Une réforme délicate

Un Sénat moins partisan et plus efficace : c’est l’objectif que vise la réforme à laquelle travaillent les sénateurs indépendants, avec l’appui d’un certain nombre de libéraux et de conservateurs. Le projet n’en est qu’à ses balbutiements et suscite une résistance certaine. Il faut dire qu’il s’agit d’une réforme délicate. Le désabusement populaire doit certes nous pousser à l’audace et nous insuffler de la détermination, mais il faut éviter les changements irréfléchis.

Bien entendu, les médias – ne comptez pas sur moi pour les blâmer ! – s’intéressent davantage à l’affaire Meredith qu’au ronron quotidien de la Chambre haute. De cette affaire, retiendra-t-on seulement le comportement déplorable d’un sénateur ? Ou bien admettra-t-on que cette fois-ci, à tout le moins, le Sénat a pris le taureau par les cornes ? Expulser un parlementaire qui n’est reconnu coupable d’aucun crime est chose rarissime ; au Sénat, cela ne s’est jamais vu en 150 ans. C’est pourtant ce que s’apprêtaient à faire les sénateurs avant que M. Meredith n’annonce sa démission mardi.

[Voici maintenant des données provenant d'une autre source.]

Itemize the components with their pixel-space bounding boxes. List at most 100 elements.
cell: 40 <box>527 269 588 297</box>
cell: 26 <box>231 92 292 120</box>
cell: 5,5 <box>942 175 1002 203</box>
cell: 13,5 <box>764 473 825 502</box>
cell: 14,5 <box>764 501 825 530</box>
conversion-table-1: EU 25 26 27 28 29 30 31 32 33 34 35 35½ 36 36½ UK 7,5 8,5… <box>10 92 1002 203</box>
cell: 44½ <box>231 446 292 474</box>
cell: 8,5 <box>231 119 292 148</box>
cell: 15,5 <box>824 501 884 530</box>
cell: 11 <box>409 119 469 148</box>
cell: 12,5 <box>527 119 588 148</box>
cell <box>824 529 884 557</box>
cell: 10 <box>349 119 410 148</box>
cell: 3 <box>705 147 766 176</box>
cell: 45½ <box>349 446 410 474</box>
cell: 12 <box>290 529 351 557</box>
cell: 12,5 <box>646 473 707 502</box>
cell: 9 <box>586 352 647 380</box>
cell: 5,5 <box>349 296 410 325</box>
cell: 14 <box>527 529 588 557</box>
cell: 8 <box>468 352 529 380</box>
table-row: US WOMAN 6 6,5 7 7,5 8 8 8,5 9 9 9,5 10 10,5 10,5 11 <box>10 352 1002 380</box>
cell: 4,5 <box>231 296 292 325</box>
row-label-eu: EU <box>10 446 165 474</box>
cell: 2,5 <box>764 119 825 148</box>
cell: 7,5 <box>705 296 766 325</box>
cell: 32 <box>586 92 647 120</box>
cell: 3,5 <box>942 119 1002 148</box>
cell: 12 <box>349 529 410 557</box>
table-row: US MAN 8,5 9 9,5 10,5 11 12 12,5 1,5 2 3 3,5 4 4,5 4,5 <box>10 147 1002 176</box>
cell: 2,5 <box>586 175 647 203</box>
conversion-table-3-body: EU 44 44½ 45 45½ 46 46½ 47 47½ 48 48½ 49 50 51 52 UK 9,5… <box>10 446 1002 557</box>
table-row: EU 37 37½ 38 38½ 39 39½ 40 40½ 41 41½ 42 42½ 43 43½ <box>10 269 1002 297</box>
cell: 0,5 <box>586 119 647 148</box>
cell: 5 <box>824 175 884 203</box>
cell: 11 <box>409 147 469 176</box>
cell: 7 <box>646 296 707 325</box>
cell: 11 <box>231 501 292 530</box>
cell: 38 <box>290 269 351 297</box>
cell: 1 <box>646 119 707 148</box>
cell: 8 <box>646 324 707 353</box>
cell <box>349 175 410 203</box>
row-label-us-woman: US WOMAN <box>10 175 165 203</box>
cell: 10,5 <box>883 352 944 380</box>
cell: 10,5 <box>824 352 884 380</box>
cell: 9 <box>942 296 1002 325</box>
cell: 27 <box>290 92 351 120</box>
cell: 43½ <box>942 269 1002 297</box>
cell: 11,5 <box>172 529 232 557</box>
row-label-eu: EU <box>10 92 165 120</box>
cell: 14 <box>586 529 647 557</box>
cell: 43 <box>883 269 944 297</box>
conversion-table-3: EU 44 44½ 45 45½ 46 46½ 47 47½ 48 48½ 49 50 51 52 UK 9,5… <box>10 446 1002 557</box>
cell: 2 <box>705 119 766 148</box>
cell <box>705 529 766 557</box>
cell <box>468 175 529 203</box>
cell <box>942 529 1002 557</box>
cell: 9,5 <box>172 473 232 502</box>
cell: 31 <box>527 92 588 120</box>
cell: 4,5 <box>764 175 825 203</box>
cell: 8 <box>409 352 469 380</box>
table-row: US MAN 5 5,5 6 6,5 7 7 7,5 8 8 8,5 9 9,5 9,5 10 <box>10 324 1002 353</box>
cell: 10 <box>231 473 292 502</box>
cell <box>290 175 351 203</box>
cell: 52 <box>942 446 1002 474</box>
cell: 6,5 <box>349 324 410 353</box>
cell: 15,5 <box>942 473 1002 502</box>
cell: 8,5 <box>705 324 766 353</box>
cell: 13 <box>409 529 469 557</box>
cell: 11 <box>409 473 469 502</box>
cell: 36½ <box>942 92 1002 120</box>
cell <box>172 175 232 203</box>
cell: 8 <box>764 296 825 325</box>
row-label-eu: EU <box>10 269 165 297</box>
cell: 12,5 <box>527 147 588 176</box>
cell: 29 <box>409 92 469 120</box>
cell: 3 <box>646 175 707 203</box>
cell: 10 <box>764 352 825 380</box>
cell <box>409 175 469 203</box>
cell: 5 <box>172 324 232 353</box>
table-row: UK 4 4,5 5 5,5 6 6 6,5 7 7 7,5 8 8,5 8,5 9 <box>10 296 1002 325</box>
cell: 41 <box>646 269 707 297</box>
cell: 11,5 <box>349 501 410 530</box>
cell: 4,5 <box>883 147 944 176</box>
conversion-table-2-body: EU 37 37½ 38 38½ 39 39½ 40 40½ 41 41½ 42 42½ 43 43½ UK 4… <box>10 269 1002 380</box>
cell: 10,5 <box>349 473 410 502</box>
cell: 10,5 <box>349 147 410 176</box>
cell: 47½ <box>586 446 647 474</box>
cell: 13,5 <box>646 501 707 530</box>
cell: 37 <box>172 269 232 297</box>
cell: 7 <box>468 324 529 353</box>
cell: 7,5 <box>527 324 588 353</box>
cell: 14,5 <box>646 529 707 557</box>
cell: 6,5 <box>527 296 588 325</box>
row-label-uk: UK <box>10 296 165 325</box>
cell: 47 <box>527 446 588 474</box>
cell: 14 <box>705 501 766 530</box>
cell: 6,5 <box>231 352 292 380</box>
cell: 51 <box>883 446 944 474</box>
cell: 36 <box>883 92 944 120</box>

À une époque où toutes nos institutions sont mises à mal, le Sénat canadien a une pente particulièrement abrupte à remonter. Quelle que soit l’impression laissée par l’anecdote des hiboux, je peux témoigner du fait que les membres de cette chambre font tout ce qu’ils peuvent pour regagner la confiance des Canadiens.